It’s surprising how often companies working on new products (or redesigning existing ones) don’t really know what they are trying to do or why. I’m a big advocate of talking to users in order to understand their needs, goals and behavior patterns as a starting point in the product design process, but before even getting to that, there are some questions you should be able to answer:

  1. What problem/opportunity are you trying to address in the marketplace?
  2. What’s the high-level product concept?
  3. What do you want to avoid getting into? An example: Microsoft Word is a general purpose word processing tool; it’s not trying to be a good tool for magazine layout.
  4. What sorts of people do you think are going to use it?
  5. What’s the planned business model? (Straight purchase vs. subscription vs. license vs. ad supported, etc.)
  6. Are the people making the buying decisions your end users?
  7. What are the technology options and limitations?
  8. Who are the competitors? Think about everything that’s addressing the current gap, not just direct competitors. For example, Napster’s competitors include the obvious (iTunes, other digital music services), but the bigger competitors are actually physical medial sales (CDs represent about 2/3 of music purchases in the US), and stealing (~95% of music downloads are illegal).
  9. What’s the definition of success for the product, and how will that be measured?

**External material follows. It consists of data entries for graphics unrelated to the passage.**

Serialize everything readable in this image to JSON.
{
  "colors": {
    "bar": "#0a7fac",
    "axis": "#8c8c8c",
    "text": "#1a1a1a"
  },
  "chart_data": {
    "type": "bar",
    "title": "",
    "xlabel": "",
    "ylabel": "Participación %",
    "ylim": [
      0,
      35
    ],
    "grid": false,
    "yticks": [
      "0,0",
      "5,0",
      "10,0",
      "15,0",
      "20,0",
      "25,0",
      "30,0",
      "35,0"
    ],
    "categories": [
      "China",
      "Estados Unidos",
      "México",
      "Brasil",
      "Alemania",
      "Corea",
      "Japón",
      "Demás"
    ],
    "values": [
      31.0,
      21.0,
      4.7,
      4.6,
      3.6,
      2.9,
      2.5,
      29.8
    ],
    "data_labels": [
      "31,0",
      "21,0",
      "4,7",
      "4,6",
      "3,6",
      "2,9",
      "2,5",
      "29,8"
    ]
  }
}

This isn’t a comprehensive list, but it’s a good start. A deep understanding of all these things is great, but you also need to be able to articulate answers to these questions clearly and succinctly (or at least have reasonable hypotheses!). I’d say there’s some room for exception, say if you have the time and resources to explore experimental concepts that have a high likelihood of failure. That’s okay, but only if you know that you’re working on an experiment that might fail.

So, what’s the tenth question I missed?